Effect of Proposal Fiscal Year
2014
Increase/Decrease
(use"-")
2015
Increase/Decrease
(use"-")
Fiscal Year
(Upon Full
Implementation)
1. Estmated Total Cost 0 4,084,000 4,084,000
Personal Services 0 3,452,800 3,452,800
Current Expenses 0 632,000 632,000
Repairs and Alterations 0 0 0
Assets 0 0 0
Other 0 0 0
2. Estimated Total Revenues 0 0 0


Explanation of above estimates (including long-range effect):


Increases are based upon three factors 1.) the need for more meetings of the BBFI; 2.) the added examinations to be performed by the staff of the WVDFI; and 3.) the personnel and overhead costs for the bank itself. Revenues are extremely difficult to estimate since de novo banks typically lose money in the first years of operation and the proposed bank will have to make loans at below market rates at terms that may not be advantageous from the bank’s perspective. The estimates are based upon pro rata current costs for the quarterly BBFI meetings which are assumed to be monthly upon creation of the bank, the cost of oversight and examinations conducted of other banks by the DFI and the assumption that the bank would be a moderately sized bank with approximately $200 million in assets with the typical costs of personnel (approx. 1.7% of assets), premises (approx. .3% of assets) and the cost of an external CPA audit of such a bank.



Memorandum


There is apparently only one state-owned bank in the country, the Bank of North Dakota and therefore it is difficult to determine all policy considerations that must be made. A study commission was authorized by the Massachusetts legislature to evaluate the feasibility of such a bank for that Commonwealth. That commission concluded that there was no compelling rationale to establish such a bank in Massachusetts. Here is a link to that study: http://www.bos.frb.org/economic/neppc/researchreports/2011/rr1102commission.pdf Among the reasons given by the Massachusetts commission for its conclusion were: (1) a state-owned bank would involve significant initial capital investment without a clear need justifying such a commitment; (2) public funds could be exposed to an unacceptably high risk if deposited in a state-owned bank; and (3) Massachusetts already has s network of public agencies, quasi-public agencies, and non-profits which offer various lending programs and services, including lending to support infrastructure.
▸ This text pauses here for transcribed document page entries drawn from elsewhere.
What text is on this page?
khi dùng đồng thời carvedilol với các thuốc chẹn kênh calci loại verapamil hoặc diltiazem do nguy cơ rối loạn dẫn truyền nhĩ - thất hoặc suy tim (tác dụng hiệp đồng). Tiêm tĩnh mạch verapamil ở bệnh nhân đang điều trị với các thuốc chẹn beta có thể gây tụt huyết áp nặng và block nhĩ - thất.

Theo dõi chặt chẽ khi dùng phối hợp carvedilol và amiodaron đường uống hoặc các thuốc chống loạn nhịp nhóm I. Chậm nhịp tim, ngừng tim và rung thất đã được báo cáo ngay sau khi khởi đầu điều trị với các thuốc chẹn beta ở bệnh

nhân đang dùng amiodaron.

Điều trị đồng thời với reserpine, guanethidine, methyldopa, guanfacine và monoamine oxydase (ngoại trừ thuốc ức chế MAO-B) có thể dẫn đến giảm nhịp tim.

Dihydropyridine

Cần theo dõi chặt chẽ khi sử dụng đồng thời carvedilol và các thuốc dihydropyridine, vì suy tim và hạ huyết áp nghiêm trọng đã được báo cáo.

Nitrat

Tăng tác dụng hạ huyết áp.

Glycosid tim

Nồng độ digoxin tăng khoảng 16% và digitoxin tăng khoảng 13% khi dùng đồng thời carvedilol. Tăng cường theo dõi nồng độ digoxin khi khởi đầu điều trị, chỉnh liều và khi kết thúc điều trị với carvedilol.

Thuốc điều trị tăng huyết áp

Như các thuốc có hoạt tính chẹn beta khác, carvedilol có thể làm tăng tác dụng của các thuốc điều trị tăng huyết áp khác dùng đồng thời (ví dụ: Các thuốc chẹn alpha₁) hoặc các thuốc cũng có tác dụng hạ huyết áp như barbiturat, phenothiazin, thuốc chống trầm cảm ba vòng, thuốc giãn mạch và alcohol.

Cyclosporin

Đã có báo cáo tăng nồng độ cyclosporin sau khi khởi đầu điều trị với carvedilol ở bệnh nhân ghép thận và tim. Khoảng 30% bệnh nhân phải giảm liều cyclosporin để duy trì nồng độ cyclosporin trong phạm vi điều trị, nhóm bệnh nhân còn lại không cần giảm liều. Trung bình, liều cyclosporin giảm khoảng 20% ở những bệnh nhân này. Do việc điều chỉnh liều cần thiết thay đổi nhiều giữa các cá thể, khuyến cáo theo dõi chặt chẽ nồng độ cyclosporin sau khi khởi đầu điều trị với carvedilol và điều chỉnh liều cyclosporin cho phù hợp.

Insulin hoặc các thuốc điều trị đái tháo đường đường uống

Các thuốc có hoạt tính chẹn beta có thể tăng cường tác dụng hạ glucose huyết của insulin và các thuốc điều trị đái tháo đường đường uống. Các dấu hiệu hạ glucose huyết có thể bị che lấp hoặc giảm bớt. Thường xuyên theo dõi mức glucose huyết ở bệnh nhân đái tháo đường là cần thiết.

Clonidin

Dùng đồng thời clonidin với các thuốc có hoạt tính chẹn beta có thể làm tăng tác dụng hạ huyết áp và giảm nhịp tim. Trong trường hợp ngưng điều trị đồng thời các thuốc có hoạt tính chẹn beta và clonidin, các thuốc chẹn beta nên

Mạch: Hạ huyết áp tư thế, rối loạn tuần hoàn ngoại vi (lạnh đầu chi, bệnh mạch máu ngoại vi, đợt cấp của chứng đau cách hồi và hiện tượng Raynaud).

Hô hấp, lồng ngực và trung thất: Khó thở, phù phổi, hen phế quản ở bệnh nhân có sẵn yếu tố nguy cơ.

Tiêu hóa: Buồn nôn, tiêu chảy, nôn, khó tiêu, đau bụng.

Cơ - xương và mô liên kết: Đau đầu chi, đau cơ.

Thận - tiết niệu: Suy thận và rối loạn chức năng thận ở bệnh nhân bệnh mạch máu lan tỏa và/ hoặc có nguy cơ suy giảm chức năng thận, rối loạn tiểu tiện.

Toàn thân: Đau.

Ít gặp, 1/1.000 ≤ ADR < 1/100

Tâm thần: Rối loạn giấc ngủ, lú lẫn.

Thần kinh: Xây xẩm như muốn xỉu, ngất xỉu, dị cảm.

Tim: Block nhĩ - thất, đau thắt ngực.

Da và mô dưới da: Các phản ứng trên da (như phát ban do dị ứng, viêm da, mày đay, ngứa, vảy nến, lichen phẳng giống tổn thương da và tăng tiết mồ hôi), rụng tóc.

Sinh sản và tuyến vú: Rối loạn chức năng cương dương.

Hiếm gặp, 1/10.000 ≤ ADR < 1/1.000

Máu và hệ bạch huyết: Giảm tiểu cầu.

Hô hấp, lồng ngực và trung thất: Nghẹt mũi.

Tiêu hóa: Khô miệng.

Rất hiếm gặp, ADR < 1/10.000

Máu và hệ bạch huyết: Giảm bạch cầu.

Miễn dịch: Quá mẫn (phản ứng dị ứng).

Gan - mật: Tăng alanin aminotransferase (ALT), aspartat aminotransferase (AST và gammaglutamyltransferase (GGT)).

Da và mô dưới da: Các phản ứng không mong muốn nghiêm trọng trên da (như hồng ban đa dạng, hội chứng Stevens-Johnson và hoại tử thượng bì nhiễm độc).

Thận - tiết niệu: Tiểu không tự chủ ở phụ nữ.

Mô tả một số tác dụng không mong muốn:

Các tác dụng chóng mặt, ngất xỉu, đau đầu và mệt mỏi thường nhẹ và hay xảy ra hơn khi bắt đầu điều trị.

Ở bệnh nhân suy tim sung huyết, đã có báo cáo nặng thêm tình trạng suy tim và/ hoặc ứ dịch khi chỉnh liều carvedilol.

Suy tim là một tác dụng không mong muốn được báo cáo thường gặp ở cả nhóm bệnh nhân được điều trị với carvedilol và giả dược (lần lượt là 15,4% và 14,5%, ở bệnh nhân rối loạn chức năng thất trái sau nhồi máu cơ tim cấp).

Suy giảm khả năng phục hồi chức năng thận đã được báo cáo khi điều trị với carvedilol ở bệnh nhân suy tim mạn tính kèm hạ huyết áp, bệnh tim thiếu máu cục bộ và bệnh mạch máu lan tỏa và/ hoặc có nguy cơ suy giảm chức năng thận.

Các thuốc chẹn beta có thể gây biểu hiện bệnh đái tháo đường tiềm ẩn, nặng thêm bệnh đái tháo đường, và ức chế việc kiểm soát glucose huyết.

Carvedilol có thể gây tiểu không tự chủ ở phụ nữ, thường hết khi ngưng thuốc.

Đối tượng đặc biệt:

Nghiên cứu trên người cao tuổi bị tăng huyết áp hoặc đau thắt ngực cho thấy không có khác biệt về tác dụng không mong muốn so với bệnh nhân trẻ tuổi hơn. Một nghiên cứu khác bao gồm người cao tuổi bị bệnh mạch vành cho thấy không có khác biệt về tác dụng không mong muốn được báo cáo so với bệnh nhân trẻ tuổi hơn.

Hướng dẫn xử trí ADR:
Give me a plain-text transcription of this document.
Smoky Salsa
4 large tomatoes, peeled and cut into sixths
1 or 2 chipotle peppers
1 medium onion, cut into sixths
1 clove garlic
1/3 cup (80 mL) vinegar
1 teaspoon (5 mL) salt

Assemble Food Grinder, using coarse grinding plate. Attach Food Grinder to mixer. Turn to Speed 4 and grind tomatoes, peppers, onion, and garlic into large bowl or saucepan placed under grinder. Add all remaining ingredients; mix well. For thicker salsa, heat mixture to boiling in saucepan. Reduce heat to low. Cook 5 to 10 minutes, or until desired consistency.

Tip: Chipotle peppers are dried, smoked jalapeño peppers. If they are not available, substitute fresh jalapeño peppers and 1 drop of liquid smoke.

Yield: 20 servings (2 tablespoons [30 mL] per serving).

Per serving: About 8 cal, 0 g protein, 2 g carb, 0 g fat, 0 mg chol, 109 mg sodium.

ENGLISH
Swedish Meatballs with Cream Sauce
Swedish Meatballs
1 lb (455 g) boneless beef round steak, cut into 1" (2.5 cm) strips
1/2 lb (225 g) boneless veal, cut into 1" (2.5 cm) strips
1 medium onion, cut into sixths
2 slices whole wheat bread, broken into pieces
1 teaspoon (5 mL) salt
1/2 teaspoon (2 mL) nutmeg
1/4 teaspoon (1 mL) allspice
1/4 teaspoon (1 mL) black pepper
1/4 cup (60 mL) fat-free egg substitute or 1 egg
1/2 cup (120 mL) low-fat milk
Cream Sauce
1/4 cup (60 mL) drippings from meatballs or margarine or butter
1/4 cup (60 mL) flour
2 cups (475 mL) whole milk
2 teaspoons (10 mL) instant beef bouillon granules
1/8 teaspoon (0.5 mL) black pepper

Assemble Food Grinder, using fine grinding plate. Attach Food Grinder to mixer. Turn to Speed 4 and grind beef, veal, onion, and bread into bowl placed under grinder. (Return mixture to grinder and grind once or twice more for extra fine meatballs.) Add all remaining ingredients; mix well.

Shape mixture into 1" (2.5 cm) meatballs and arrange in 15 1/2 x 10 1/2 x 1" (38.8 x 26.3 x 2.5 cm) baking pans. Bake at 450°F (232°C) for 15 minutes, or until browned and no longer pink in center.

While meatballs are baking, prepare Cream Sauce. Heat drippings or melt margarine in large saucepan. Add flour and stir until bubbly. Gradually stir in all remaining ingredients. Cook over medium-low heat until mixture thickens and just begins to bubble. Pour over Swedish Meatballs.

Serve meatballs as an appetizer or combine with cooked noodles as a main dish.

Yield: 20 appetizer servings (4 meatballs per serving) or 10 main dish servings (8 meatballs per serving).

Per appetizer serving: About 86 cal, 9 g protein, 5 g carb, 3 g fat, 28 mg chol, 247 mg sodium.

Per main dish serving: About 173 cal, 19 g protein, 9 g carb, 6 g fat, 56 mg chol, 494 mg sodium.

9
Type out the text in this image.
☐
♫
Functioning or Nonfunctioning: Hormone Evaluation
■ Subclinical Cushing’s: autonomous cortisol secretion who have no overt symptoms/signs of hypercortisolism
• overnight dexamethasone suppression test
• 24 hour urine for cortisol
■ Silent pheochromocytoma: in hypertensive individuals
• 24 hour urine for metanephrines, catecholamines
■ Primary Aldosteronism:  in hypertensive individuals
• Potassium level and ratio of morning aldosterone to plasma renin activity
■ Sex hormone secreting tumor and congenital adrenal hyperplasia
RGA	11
The decision to establish a state-owned bank is significant and should not be taken without a thorough study of both the goals of having such a bank would be as well as the attendant risks involved in taking such a step. Capitalizing the bank would take a significant commitment and pulling public funds out of existing commercial banks could disrupt local economies. Another consideration that should be addressed is the objectivity of the regulator of the bank. Would there be a potential conflict of interest for state agencies, the WVDFI and the BBFI, to oversee a state-owned institution? Any study should also address how best to ensure that the bank itself is insulated from external pressure so that it can adequately analyze lending requests and make prudent underwriting decisions.